Observe individuals outside and you’ll notice heads bowed and eyes looking down. A recent investigation of university students discovered that one-quarter of pedestrians were fixated on a mobile device while crossing intersections.

“I don’t believe people realize the extent of their distraction and how their situational awareness changes when they’re strolling and utilizing a phone,” stated Wayne Giang, an engineering assistant professor at the University of Florida who has explored the connection between phone use and walking incidents.

Undoubtedly, our gadgets can lead to what some specialists refer to as “inattentional blindness.” One investigation found that individuals were half as inclined to acknowledge a clown on a unicycle — an amusing sight — while strolling and chatting on the phone.

However, that screen in your hand isn’t only diverting your concentration.
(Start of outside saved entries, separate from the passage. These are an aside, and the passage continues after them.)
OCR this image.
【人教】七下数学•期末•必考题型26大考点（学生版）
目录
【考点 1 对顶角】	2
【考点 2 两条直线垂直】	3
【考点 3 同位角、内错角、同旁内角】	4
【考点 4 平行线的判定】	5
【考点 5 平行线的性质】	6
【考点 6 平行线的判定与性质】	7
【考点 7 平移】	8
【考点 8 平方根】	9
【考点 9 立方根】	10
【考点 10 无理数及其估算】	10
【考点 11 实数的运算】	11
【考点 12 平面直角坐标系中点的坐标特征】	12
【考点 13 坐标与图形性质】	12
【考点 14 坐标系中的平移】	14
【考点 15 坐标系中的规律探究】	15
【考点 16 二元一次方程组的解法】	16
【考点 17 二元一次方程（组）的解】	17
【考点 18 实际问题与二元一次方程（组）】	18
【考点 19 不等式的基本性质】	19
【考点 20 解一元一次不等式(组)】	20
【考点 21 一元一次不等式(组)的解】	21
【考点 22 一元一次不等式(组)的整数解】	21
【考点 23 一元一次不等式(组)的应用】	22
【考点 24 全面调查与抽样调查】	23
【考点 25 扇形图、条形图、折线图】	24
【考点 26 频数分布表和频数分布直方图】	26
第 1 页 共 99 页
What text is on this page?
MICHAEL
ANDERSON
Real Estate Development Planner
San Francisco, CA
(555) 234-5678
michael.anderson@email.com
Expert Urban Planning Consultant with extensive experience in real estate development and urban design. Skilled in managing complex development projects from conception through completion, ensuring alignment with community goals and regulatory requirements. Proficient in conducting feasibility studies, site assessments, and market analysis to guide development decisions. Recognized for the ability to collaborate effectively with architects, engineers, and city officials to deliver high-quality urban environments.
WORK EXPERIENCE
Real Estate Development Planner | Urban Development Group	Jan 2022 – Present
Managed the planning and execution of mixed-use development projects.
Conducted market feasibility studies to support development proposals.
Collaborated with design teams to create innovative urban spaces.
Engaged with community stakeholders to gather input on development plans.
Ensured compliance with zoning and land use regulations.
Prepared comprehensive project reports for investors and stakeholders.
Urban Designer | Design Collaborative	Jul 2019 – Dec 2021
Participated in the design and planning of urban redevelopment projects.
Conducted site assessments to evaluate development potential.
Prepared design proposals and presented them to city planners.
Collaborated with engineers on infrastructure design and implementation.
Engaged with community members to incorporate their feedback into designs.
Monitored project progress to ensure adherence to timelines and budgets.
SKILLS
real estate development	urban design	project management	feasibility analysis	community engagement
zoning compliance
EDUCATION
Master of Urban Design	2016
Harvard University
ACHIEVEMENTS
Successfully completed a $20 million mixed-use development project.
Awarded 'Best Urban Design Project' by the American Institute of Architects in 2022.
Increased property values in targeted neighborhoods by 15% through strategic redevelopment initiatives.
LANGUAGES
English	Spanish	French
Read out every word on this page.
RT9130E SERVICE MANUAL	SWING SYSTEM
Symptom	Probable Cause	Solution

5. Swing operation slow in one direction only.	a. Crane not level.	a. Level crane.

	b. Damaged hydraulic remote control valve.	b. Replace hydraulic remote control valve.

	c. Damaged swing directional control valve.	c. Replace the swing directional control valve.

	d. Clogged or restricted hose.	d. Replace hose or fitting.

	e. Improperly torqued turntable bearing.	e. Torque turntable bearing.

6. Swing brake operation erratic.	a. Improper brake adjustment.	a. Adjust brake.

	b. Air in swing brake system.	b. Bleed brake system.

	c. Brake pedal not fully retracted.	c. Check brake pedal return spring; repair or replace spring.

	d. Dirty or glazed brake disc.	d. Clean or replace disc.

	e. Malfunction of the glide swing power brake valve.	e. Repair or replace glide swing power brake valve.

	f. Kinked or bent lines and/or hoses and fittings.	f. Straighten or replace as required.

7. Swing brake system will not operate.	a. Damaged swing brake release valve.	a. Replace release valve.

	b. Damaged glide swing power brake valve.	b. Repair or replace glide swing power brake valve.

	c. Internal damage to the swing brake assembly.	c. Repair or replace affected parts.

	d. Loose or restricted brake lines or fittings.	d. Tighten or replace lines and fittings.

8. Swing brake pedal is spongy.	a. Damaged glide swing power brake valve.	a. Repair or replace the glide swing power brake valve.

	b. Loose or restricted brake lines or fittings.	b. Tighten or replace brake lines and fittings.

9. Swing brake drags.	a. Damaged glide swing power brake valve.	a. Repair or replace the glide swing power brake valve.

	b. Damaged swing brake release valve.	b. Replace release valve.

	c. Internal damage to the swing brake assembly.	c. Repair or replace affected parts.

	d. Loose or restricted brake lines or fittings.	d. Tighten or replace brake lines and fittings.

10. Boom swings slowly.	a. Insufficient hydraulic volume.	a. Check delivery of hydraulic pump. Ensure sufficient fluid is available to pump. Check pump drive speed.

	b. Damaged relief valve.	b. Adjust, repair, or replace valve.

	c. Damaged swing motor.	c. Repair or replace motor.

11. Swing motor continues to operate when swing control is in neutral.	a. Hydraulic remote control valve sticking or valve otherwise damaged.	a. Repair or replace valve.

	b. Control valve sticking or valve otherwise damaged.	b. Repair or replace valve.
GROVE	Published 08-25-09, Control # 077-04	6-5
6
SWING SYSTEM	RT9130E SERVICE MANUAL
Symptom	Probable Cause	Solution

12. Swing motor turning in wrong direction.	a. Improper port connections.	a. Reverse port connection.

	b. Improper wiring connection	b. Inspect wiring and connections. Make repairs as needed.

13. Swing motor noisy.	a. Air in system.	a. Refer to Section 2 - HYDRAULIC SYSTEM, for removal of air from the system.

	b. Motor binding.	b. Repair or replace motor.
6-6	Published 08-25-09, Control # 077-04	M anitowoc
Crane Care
It additionally alters your disposition, your stride, and your position — and hampers your capacity to travel from point A to point B without getting into trouble.

How a phone disrupts your pace

While we walk and employ a phone at the same time, Giang stated, we instinctually modify how we move. Video footage of pedestrians has shown that individuals on phones walk about 10% slower than those who are not distracted.

“You notice a number of gait changes that indicate reduced speed,” stated Patrick Crowley, a project manager at the Technical University of Denmark who has analyzed the biomechanics of strolling while using a phone. “People take abbreviated strides and spend increased periods with both feet planted on the ground.”

These alterations can congest pedestrian traffic. Moreover, if strolling comprises a significant portion of your everyday physical activity, sauntering with a phone may have repercussions for your fitness, according to Elroy Aguiar, an assistant professor of exercise science at the University of Alabama.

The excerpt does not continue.